Últimamente he reflexionado algo sobre el deber y el placer, o la dudosa necesidad de “mantener el equilibrio” entre la obligación y el tiempo libre. La famosa frase “Work hard, play hard” equipara dudosamente el “esfuerzo” que supuestamente debemos hacer cuando trabajamos con su equivalente en el ocio. Como si de alguna manera hubiese una competencia entre ambos.
La incesante búsqueda del placer es lo que dirige la vida de muchos. El escapar o paliar de alguna forma la miseria en que se ha convertido el trabajo, que a pesar de ser más “ejecutivo, importante, analítico e influyente”, hecho en oficinas situadas en altos edificios de cristal en zonas exclusivas de cualquier ciudad o en la comodidad del hogar, donde se puede ir en jeans, camiseta y tenis, comer en sitios carísimos supuestamente de moda, y luego intoxicarse con cualquier veneno en el bar de turno, no deja de ser la misma, patética e interminable rueda del hamster para alimentar la ansiedad del status y una economía que ya no sabe para qué está ahí ni a quien beneficia.
Así que, para el que se percata así sea vagamente de esto, el “disfrutar” se convierte en un imperativo inamovible. El tener hobbies (ver aquí para una descripción pormenorizada del tema hecha en el pasado) es la dudosa forma de conservar la poca salud mental que queda después del desatino de la labor infructuosa y denigrante. El alejarse de la realidad a como de lugar se convierte en parte integral de la experiencia, como si fuera una obligación el desconectar, parar, relajarse y olvidar la podredumbre diaria. Ya ni siquiera se piensa en que ignorar el problema no es la solución, sino que más bien hay que concentrarse en humanizar la labor y dejar la tan manida productividad para las máquinas y los números.

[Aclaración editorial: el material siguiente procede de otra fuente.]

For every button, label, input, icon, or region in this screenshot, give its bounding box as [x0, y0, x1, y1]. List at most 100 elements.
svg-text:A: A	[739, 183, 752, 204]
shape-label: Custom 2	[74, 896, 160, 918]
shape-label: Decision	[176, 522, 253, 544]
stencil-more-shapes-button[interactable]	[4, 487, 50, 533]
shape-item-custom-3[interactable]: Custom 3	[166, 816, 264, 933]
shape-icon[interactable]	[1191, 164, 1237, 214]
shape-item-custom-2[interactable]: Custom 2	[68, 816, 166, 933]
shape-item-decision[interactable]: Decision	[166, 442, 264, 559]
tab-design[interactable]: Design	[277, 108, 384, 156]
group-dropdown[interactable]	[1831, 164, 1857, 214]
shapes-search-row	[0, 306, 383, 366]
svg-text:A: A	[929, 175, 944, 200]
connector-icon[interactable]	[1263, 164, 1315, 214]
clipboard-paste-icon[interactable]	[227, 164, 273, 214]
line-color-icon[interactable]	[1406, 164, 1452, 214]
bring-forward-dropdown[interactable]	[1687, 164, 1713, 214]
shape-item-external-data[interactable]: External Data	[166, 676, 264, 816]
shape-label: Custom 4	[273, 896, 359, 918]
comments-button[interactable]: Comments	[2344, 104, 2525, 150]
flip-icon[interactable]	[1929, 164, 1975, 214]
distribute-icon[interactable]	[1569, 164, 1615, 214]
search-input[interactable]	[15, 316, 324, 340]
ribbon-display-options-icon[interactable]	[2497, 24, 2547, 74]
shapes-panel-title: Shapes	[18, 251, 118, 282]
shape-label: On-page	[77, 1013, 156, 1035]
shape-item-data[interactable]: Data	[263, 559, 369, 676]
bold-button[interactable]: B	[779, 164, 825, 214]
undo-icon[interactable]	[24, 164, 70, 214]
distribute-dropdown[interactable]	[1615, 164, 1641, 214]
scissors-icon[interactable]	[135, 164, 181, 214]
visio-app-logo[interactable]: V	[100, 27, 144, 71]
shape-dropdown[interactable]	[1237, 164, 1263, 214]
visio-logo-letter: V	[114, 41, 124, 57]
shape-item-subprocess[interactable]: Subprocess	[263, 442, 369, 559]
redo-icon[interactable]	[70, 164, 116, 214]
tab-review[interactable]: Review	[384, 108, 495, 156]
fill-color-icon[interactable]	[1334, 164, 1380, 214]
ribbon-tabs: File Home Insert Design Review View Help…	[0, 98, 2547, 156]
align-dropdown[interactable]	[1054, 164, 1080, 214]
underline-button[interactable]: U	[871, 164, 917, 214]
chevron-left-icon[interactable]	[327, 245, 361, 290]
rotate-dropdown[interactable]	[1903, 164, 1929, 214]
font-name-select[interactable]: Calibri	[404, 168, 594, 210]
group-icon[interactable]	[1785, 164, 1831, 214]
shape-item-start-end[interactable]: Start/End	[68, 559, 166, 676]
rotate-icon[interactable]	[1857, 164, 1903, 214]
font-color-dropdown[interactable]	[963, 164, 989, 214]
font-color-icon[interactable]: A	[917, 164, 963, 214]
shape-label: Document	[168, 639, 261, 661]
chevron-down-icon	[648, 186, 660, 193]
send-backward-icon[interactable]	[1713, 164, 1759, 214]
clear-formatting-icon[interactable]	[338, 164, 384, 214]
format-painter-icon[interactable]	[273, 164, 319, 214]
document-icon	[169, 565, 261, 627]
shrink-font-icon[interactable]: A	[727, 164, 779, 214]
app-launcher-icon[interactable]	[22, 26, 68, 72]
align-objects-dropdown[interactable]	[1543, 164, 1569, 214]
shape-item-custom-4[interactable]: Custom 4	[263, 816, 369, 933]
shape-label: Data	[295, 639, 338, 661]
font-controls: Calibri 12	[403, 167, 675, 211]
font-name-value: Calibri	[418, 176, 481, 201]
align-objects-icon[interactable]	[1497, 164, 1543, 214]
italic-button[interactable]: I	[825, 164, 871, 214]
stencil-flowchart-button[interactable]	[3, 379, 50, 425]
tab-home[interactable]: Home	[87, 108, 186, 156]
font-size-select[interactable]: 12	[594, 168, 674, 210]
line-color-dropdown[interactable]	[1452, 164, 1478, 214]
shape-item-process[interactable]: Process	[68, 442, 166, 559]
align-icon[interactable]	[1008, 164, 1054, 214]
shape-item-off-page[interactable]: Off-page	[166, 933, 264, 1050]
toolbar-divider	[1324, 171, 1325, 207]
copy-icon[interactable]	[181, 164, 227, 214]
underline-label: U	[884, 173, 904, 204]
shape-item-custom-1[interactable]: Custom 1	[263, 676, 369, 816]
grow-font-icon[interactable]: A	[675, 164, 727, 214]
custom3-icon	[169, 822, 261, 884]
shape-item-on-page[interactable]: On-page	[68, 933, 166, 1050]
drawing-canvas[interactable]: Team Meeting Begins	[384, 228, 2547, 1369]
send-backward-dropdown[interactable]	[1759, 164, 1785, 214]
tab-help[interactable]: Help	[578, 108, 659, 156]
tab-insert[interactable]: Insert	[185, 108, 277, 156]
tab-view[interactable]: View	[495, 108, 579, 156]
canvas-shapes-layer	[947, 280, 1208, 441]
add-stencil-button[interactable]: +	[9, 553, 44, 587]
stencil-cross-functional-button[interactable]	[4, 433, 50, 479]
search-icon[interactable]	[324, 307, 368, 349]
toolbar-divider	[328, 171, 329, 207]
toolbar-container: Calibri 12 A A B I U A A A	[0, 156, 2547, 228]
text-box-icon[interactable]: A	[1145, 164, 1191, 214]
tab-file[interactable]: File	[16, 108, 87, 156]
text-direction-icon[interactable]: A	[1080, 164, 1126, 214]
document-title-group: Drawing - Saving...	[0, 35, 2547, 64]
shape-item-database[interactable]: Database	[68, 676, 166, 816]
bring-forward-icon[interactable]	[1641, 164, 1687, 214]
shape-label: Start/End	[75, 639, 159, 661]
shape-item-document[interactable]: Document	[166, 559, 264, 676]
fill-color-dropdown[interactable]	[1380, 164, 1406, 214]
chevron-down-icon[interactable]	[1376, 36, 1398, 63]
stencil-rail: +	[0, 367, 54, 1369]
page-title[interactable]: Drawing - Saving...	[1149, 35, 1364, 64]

Y esto no significa huir y esconderse del mundo. Vivir asustado fingiendo una actitud estoica alejado de la briega habitual porque nos viene grande sea cual sea la razón, tampoco es el camino. Aqui no nos va a salvar Dios, Buda, Supermán o Satán, por fervorosamente que recemos o imploremos. Es casi como esperar con devoción la llegada de Santa Claus / Papá Noel la noche de navidad poniendo todas nuestras esperanzas en nuestro supuesto buen comportamiento para recibir el ansiado regalo que nunca se materializa.
Seamos realistas. La vida es un trasfondo de hechos desafortunados, salpicado ocasionalmente por noticias algo menos desagradables que constituyen la “felicidad” o la “tranquilidad”, según nuestro pobre entender. Y si vivir es una obligación, por qué convertir estos fugaces momentos contrarios en un deber más? Y por otro lado, la última reflexión: Si esto ya es complicado de fábrica, por qué hacerlo aún más enrevesado con ideas / pensamientos / conceptos / proyectos e inventos varios?
Creo sinceramente que se puede vivir sosegadamente sin hacer tanto esfuerzo, y tal vez el secreto sea precisamente dejar de intentarlo con tanto ahínco y concentrarnos en lo que tenemos delante, nada más.